Dr. Jean-Paul Soucy. Dr Soucy, in collaboration with Optina Diagnostics, has developed an eye test that could revolutionize the early diagnosis of Alzheimer’s Disease (AD).
Alzheimer’s Disease is the most common cause of dementia, affecting millions worldwide, with no cure available. Detecting AD earlier in its course could dramatically transform the design of clinical trials to test new treatments. Currently, PET (positron-emission tomography) imaging is done to confirm the presence of amyloid plaques as a condition for inclusion in such clinical studies. However, PET scans are costly, require injections of radioactive materials, and must be conducted in specialized medical centres.
Less invasive and less costly screening approaches will aid in early detection and could vastly impact
clinical trials and decrease costs associated with PET imaging.
The eye offers a natural window to the brain through the retina, the light-sensitive layer lining the interior of the eye, as it is an anatomical and developmental extension of the brain that remains accessible throughout the lifespan.
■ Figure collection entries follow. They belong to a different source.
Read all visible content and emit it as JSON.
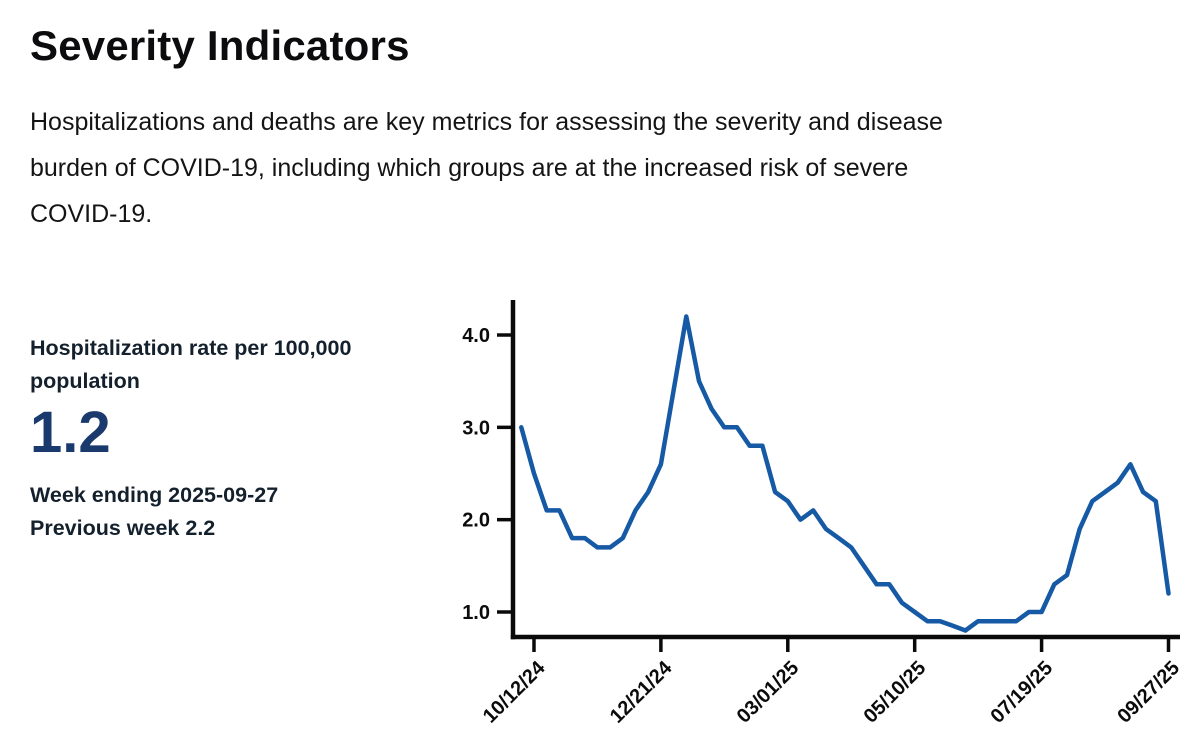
{
  "page": {
    "title": "Severity Indicators",
    "description_lines": [
      "Hospitalizations and deaths are key metrics for assessing the severity and disease",
      "burden of COVID-19, including which groups are at the increased risk of severe",
      "COVID-19."
    ]
  },
  "stat": {
    "label_lines": [
      "Hospitalization rate per 100,000",
      "population"
    ],
    "value": "1.2",
    "week_ending": "Week ending 2025-09-27",
    "previous_week": "Previous week 2.2"
  },
  "colors": {
    "trend_line": "#1659a5",
    "stat_value": "#1a3a6e",
    "stat_text": "#14212d",
    "axis": "#0a0a0a",
    "tick_label": "#0b0b0b"
  },
  "chart_data": {
    "type": "line",
    "title": "",
    "xlabel": "",
    "ylabel": "",
    "grid": false,
    "legend": "none",
    "x_unit": "week ending date",
    "x": [
      "2024-10-05",
      "2024-10-12",
      "2024-10-19",
      "2024-10-26",
      "2024-11-02",
      "2024-11-09",
      "2024-11-16",
      "2024-11-23",
      "2024-11-30",
      "2024-12-07",
      "2024-12-14",
      "2024-12-21",
      "2024-12-28",
      "2025-01-04",
      "2025-01-11",
      "2025-01-18",
      "2025-01-25",
      "2025-02-01",
      "2025-02-08",
      "2025-02-15",
      "2025-02-22",
      "2025-03-01",
      "2025-03-08",
      "2025-03-15",
      "2025-03-22",
      "2025-03-29",
      "2025-04-05",
      "2025-04-12",
      "2025-04-19",
      "2025-04-26",
      "2025-05-03",
      "2025-05-10",
      "2025-05-17",
      "2025-05-24",
      "2025-05-31",
      "2025-06-07",
      "2025-06-14",
      "2025-06-21",
      "2025-06-28",
      "2025-07-05",
      "2025-07-12",
      "2025-07-19",
      "2025-07-26",
      "2025-08-02",
      "2025-08-09",
      "2025-08-16",
      "2025-08-23",
      "2025-08-30",
      "2025-09-06",
      "2025-09-13",
      "2025-09-20",
      "2025-09-27"
    ],
    "values": [
      3.0,
      2.5,
      2.1,
      2.1,
      1.8,
      1.8,
      1.7,
      1.7,
      1.8,
      2.1,
      2.3,
      2.6,
      3.4,
      4.2,
      3.5,
      3.2,
      3.0,
      3.0,
      2.8,
      2.8,
      2.3,
      2.2,
      2.0,
      2.1,
      1.9,
      1.8,
      1.7,
      1.5,
      1.3,
      1.3,
      1.1,
      1.0,
      0.9,
      0.9,
      0.85,
      0.8,
      0.9,
      0.9,
      0.9,
      0.9,
      1.0,
      1.0,
      1.3,
      1.4,
      1.9,
      2.2,
      2.3,
      2.4,
      2.6,
      2.3,
      2.2,
      1.2
    ],
    "x_tick_indices": [
      1,
      11,
      21,
      31,
      41,
      51
    ],
    "x_tick_labels": [
      "10/12/24",
      "12/21/24",
      "03/01/25",
      "05/10/25",
      "07/19/25",
      "09/27/25"
    ],
    "x_tick_rotation_deg": 45,
    "y_ticks": [
      1.0,
      2.0,
      3.0,
      4.0
    ],
    "ylim": [
      0.73,
      4.4
    ]
  }
}
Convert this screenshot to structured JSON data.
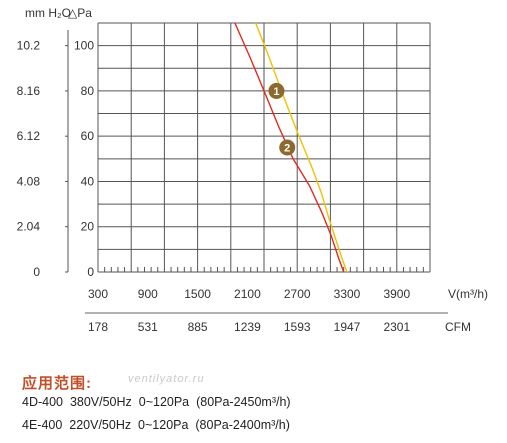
{
  "chart_data": {
    "type": "line",
    "x_unit": "V(m³/h)",
    "x_secondary_unit": "CFM",
    "y_unit_right": "△Pa",
    "y_unit_left": "mm H₂O",
    "x_ticks": [
      "300",
      "900",
      "1500",
      "2100",
      "2700",
      "3300",
      "3900"
    ],
    "x_secondary_ticks": [
      "178",
      "531",
      "885",
      "1239",
      "1593",
      "1947",
      "2301"
    ],
    "y_ticks": [
      "0",
      "20",
      "40",
      "60",
      "80",
      "100"
    ],
    "y_left_ticks": [
      "0",
      "2.04",
      "4.08",
      "6.12",
      "8.16",
      "10.2"
    ],
    "xlim": [
      300,
      4300
    ],
    "ylim": [
      0,
      110
    ],
    "grid": true,
    "series": [
      {
        "name": "1",
        "color": "#f2c200",
        "x": [
          2200,
          2360,
          2520,
          2700,
          2880,
          2990,
          3080,
          3150,
          3240,
          3300
        ],
        "y": [
          110,
          95,
          79,
          62,
          46,
          35,
          24,
          16,
          6,
          0
        ]
      },
      {
        "name": "2",
        "color": "#e22a1f",
        "x": [
          1950,
          2130,
          2300,
          2480,
          2650,
          2850,
          3000,
          3110,
          3200,
          3260
        ],
        "y": [
          110,
          95,
          80,
          64,
          50,
          38,
          26,
          16,
          6,
          0
        ]
      }
    ],
    "markers": [
      {
        "label": "1",
        "x": 2450,
        "y": 80
      },
      {
        "label": "2",
        "x": 2580,
        "y": 55
      }
    ]
  },
  "caption": {
    "title": "应用范围:",
    "watermark": "ventilyator.ru",
    "lines": [
      "4D-400  380V/50Hz  0~120Pa  (80Pa-2450m³/h)",
      "4E-400  220V/50Hz  0~120Pa  (80Pa-2400m³/h)"
    ]
  }
}
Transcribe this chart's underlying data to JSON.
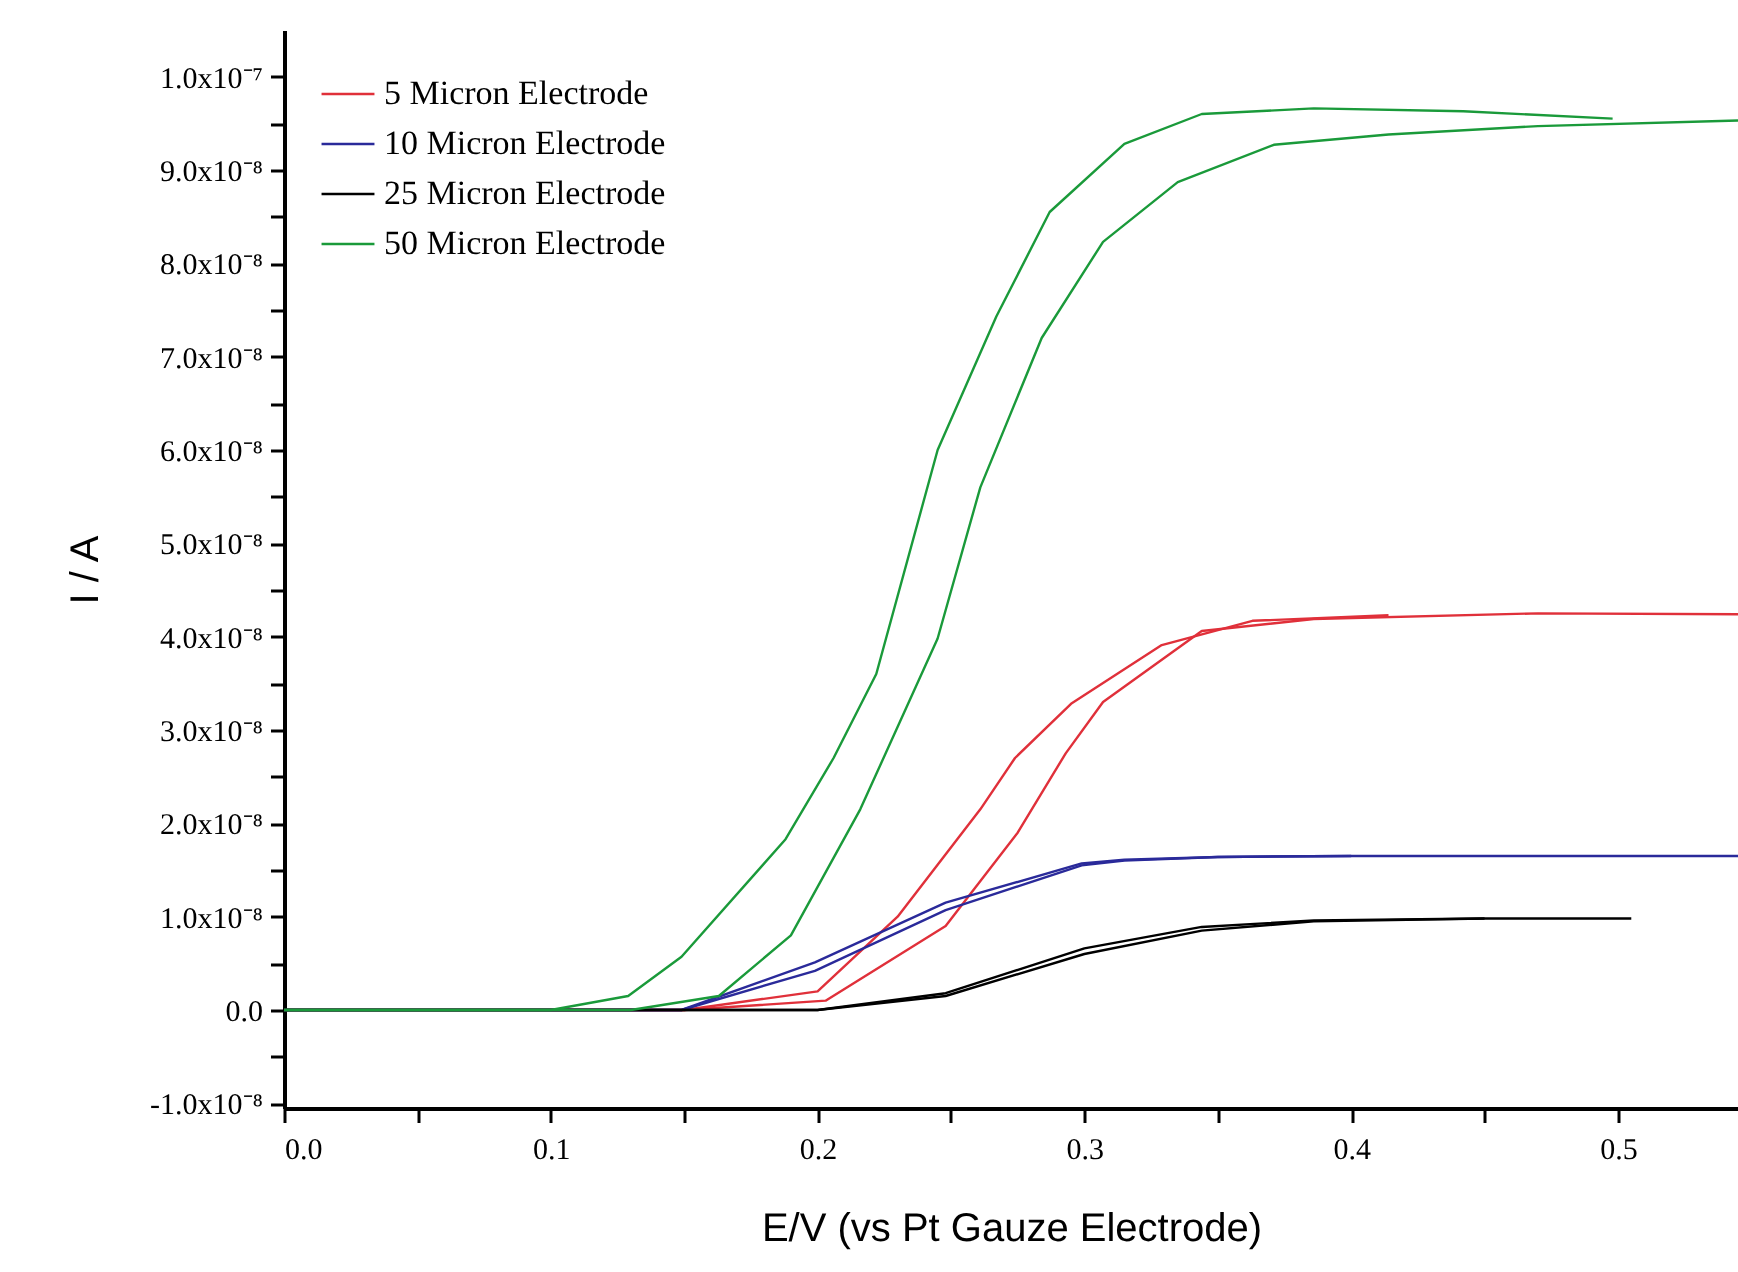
{
  "chart_data": {
    "type": "line",
    "xlabel": "E/V (vs Pt Gauze Electrode)",
    "ylabel": "I / A",
    "xlim": [
      0,
      0.545
    ],
    "ylim": [
      -1.05e-08,
      1.05e-07
    ],
    "xticks": [
      {
        "value": 0,
        "label": "0.0"
      },
      {
        "value": 0.05,
        "label": null
      },
      0.1,
      {
        "value": 0.15,
        "label": null
      },
      0.2,
      {
        "value": 0.25,
        "label": null
      },
      0.3,
      {
        "value": 0.35,
        "label": null
      },
      0.4,
      {
        "value": 0.45,
        "label": null
      },
      0.5
    ],
    "yticks": [
      {
        "value": -1e-08,
        "label": "-1.0x10⁻⁸"
      },
      {
        "value": -5e-09,
        "label": null
      },
      {
        "value": 0,
        "label": "0.0"
      },
      {
        "value": 5e-09,
        "label": null
      },
      {
        "value": 1e-08,
        "label": "1.0x10⁻⁸"
      },
      {
        "value": 1.5e-08,
        "label": null
      },
      {
        "value": 2e-08,
        "label": "2.0x10⁻⁸"
      },
      {
        "value": 2.5e-08,
        "label": null
      },
      {
        "value": 3e-08,
        "label": "3.0x10⁻⁸"
      },
      {
        "value": 3.5e-08,
        "label": null
      },
      {
        "value": 4e-08,
        "label": "4.0x10⁻⁸"
      },
      {
        "value": 4.5e-08,
        "label": null
      },
      {
        "value": 5e-08,
        "label": "5.0x10⁻⁸"
      },
      {
        "value": 5.5e-08,
        "label": null
      },
      {
        "value": 6e-08,
        "label": "6.0x10⁻⁸"
      },
      {
        "value": 6.5e-08,
        "label": null
      },
      {
        "value": 7e-08,
        "label": "7.0x10⁻⁸"
      },
      {
        "value": 7.5e-08,
        "label": null
      },
      {
        "value": 8e-08,
        "label": "8.0x10⁻⁸"
      },
      {
        "value": 8.5e-08,
        "label": null
      },
      {
        "value": 9e-08,
        "label": "9.0x10⁻⁸"
      },
      {
        "value": 9.5e-08,
        "label": null
      },
      {
        "value": 1e-07,
        "label": "1.0x10⁻⁷"
      }
    ],
    "grid": false,
    "legend": "top left",
    "marker": "none",
    "line_style": "solid",
    "series": [
      {
        "name": "5 Micron Electrode",
        "color": "#e0303a",
        "x": [
          0,
          0.1,
          0.15,
          0.203,
          0.248,
          0.275,
          0.293,
          0.307,
          0.344,
          0.386,
          0.47,
          0.545
        ],
        "values": [
          0,
          0,
          0,
          1e-09,
          9e-09,
          1.9e-08,
          2.75e-08,
          3.3e-08,
          4.06e-08,
          4.19e-08,
          4.25e-08,
          4.24e-08
        ]
      },
      {
        "color": "#e0303a",
        "x": [
          0,
          0.1,
          0.15,
          0.2,
          0.23,
          0.261,
          0.274,
          0.295,
          0.329,
          0.363,
          0.414
        ],
        "values": [
          0,
          0,
          0,
          2e-09,
          1e-08,
          2.15e-08,
          2.7e-08,
          3.28e-08,
          3.91e-08,
          4.17e-08,
          4.23e-08
        ]
      },
      {
        "name": "10 Micron Electrode",
        "color": "#2a2a9a",
        "x": [
          0,
          0.1,
          0.149,
          0.199,
          0.248,
          0.299,
          0.315,
          0.35,
          0.4,
          0.545
        ],
        "values": [
          0,
          0,
          0,
          4.2e-09,
          1.07e-08,
          1.55e-08,
          1.6e-08,
          1.64e-08,
          1.65e-08,
          1.65e-08
        ]
      },
      {
        "color": "#2a2a9a",
        "x": [
          0,
          0.1,
          0.149,
          0.199,
          0.248,
          0.299,
          0.315,
          0.35,
          0.4
        ],
        "values": [
          0,
          0,
          0,
          5.1e-09,
          1.15e-08,
          1.57e-08,
          1.61e-08,
          1.64e-08,
          1.65e-08
        ]
      },
      {
        "name": "25 Micron Electrode",
        "color": "#000000",
        "x": [
          0,
          0.15,
          0.2,
          0.248,
          0.3,
          0.344,
          0.386,
          0.45,
          0.505
        ],
        "values": [
          0,
          0,
          0,
          1.5e-09,
          6e-09,
          8.5e-09,
          9.5e-09,
          9.8e-09,
          9.8e-09
        ]
      },
      {
        "color": "#000000",
        "x": [
          0,
          0.15,
          0.2,
          0.248,
          0.3,
          0.344,
          0.386,
          0.45
        ],
        "values": [
          0,
          0,
          0,
          1.8e-09,
          6.6e-09,
          8.9e-09,
          9.6e-09,
          9.8e-09
        ]
      },
      {
        "name": "50 Micron Electrode",
        "color": "#1a9a3a",
        "x": [
          0,
          0.05,
          0.1,
          0.13,
          0.163,
          0.19,
          0.216,
          0.245,
          0.261,
          0.284,
          0.307,
          0.335,
          0.371,
          0.414,
          0.47,
          0.545
        ],
        "values": [
          0,
          0,
          0,
          0,
          1.5e-09,
          8e-09,
          2.15e-08,
          3.98e-08,
          5.6e-08,
          7.2e-08,
          8.23e-08,
          8.87e-08,
          9.27e-08,
          9.38e-08,
          9.47e-08,
          9.53e-08
        ]
      },
      {
        "color": "#1a9a3a",
        "x": [
          0,
          0.05,
          0.1,
          0.129,
          0.149,
          0.188,
          0.206,
          0.222,
          0.245,
          0.267,
          0.287,
          0.315,
          0.344,
          0.386,
          0.442,
          0.498
        ],
        "values": [
          0,
          0,
          0,
          1.5e-09,
          5.7e-09,
          1.83e-08,
          2.7e-08,
          3.6e-08,
          6e-08,
          7.43e-08,
          8.55e-08,
          9.28e-08,
          9.6e-08,
          9.66e-08,
          9.63e-08,
          9.55e-08
        ]
      }
    ]
  }
}
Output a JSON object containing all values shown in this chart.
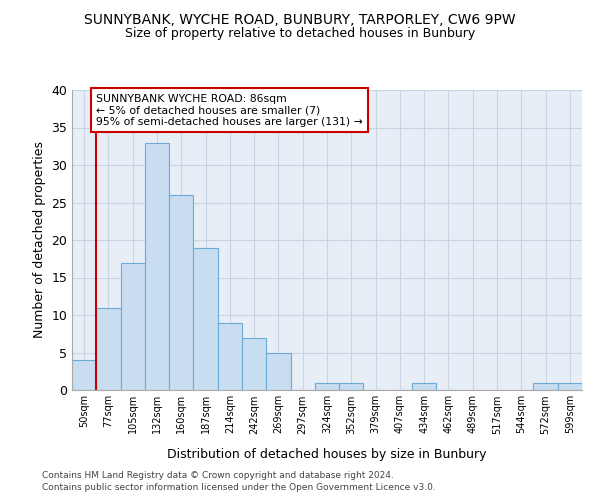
{
  "title": "SUNNYBANK, WYCHE ROAD, BUNBURY, TARPORLEY, CW6 9PW",
  "subtitle": "Size of property relative to detached houses in Bunbury",
  "xlabel": "Distribution of detached houses by size in Bunbury",
  "ylabel": "Number of detached properties",
  "bin_labels": [
    "50sqm",
    "77sqm",
    "105sqm",
    "132sqm",
    "160sqm",
    "187sqm",
    "214sqm",
    "242sqm",
    "269sqm",
    "297sqm",
    "324sqm",
    "352sqm",
    "379sqm",
    "407sqm",
    "434sqm",
    "462sqm",
    "489sqm",
    "517sqm",
    "544sqm",
    "572sqm",
    "599sqm"
  ],
  "bar_values": [
    4,
    11,
    17,
    33,
    26,
    19,
    9,
    7,
    5,
    0,
    1,
    1,
    0,
    0,
    1,
    0,
    0,
    0,
    0,
    1,
    1
  ],
  "bar_color": "#c9ddf0",
  "bar_edgecolor": "#6aaad4",
  "grid_color": "#c8d4e3",
  "background_color": "#e8eef6",
  "vline_x_idx": 1,
  "vline_color": "#cc0000",
  "annotation_text": "SUNNYBANK WYCHE ROAD: 86sqm\n← 5% of detached houses are smaller (7)\n95% of semi-detached houses are larger (131) →",
  "annotation_box_facecolor": "#ffffff",
  "annotation_box_edgecolor": "#cc0000",
  "ylim": [
    0,
    40
  ],
  "yticks": [
    0,
    5,
    10,
    15,
    20,
    25,
    30,
    35,
    40
  ],
  "footer_line1": "Contains HM Land Registry data © Crown copyright and database right 2024.",
  "footer_line2": "Contains public sector information licensed under the Open Government Licence v3.0."
}
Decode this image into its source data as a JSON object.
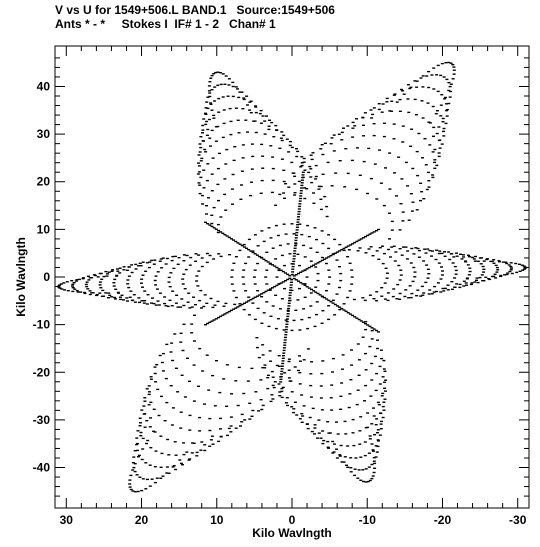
{
  "header": {
    "line1": "V vs U for 1549+506.L BAND.1   Source:1549+506",
    "line2": "Ants * - *     Stokes I  IF# 1 - 2   Chan# 1"
  },
  "chart_data": {
    "type": "scatter",
    "title": "V vs U for 1549+506.L BAND.1   Source:1549+506",
    "subtitle": "Ants * - *     Stokes I  IF# 1 - 2   Chan# 1",
    "xlabel": "Kilo Wavlngth",
    "ylabel": "Kilo Wavlngth",
    "xlim": [
      31.5,
      -31.5
    ],
    "ylim": [
      -48.5,
      48.5
    ],
    "x_ticks": [
      30,
      20,
      10,
      0,
      -10,
      -20,
      -30
    ],
    "y_ticks": [
      40,
      30,
      20,
      10,
      0,
      -10,
      -20,
      -30,
      -40
    ],
    "grid": false,
    "points_description": "uv coverage: six-armed star pattern of short dashes, point-symmetric about origin",
    "arm_endpoints": [
      {
        "u": 10,
        "v": 43
      },
      {
        "u": -21,
        "v": 45
      },
      {
        "u": -31,
        "v": 2
      },
      {
        "u": -10,
        "v": -43
      },
      {
        "u": 21,
        "v": -45
      },
      {
        "u": 31,
        "v": -2
      }
    ],
    "baseline_tracks": [
      {
        "u_end": 11.5,
        "v_end": 11.5
      },
      {
        "u_end": -11.5,
        "v_end": 10
      },
      {
        "u_end": -1.5,
        "v_end": 22
      },
      {
        "u_end": -11.5,
        "v_end": -11.5
      },
      {
        "u_end": 11.5,
        "v_end": -10
      },
      {
        "u_end": 1.5,
        "v_end": -22
      }
    ]
  }
}
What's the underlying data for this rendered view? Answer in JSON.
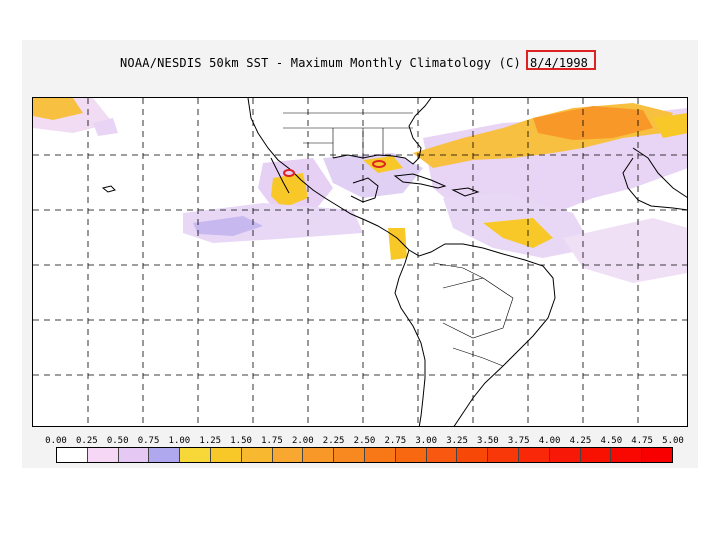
{
  "title": "NOAA/NESDIS 50km SST - Maximum Monthly Climatology (C)",
  "date": "8/4/1998",
  "colorbar": {
    "ticks": [
      "0.00",
      "0.25",
      "0.50",
      "0.75",
      "1.00",
      "1.25",
      "1.50",
      "1.75",
      "2.00",
      "2.25",
      "2.50",
      "2.75",
      "3.00",
      "3.25",
      "3.50",
      "3.75",
      "4.00",
      "4.25",
      "4.50",
      "4.75",
      "5.00"
    ],
    "colors": [
      "#ffffff",
      "#f6d8f6",
      "#e6c8f4",
      "#b0a8ee",
      "#f8d838",
      "#f8c828",
      "#f8b830",
      "#f8a830",
      "#f89828",
      "#f88820",
      "#f87818",
      "#f86810",
      "#f85810",
      "#f84808",
      "#f83808",
      "#f82808",
      "#f81808",
      "#f81000",
      "#f80800",
      "#f80000"
    ]
  },
  "legend_highlight_color": "#d22222"
}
Indeed, researchers have reported the presence of beta-amyloid (AB) plaques, a key biomarker in AD brains, in the retina of AD patients and mouse models of AD.
Dr. Soucy’s research team developed a new version of Optina Diagnostics’ Mydriatic Hyperspectral Retinal Camera (MHRC), part of its Retinal Deep PhenotypingTM platform, that can detect these plaques in the retina of asymptomatic individuals by using a simple, safe, and non-invasive eye test that is exceedingly more accessible than the PET scan technology currently in use. A machine learning algorithm was also developed to analyze the images.
The Brain Canada grant has allowed me and my co-investigators to create an academia-industry partnership bringing together state-of-the-art techniques which complement each other beautifully in the search for new diagnostic approaches to Alzheimer’s Disease. The potential of retinal scanning for amyloid deposition detection to be used earlier in the course of disease, and at a fraction of the cost and of the complexity of currently available approaches, could make it a true screening procedure, and this would have a major impact on the implementation of course-modifying therapies,” said Dr. Soucy.
This eye scan could revolutionize AD research and the development of effective therapeutics. It could aid in identifying who would benefit from treatment and whether a treatment is effective. To date, the development of pharmaceutical therapeutics is entirely derived from research using participants whose symptoms have already significantly progressed. This technology will enable researchers to enlist pre-symptomatic participants who are at risk for developing AD, facilitating the development of drugs targeting AD in its earliest stages, and providing the best hope for developing effective treatment and, ultimately, a cure for this devastating disease.
To date, the team has submitted two patent applications. In April of 2019, the retinal imaging platform received Breakthrough Device Designation from the USA FDA, which will streamline the market clearance and approval process to put the device to use in clinics. Then in April of 2020, it received 510(k) clearance from the FDA. This will allow for partnerships with eye clinics to conduct these eye scans in at risk populations.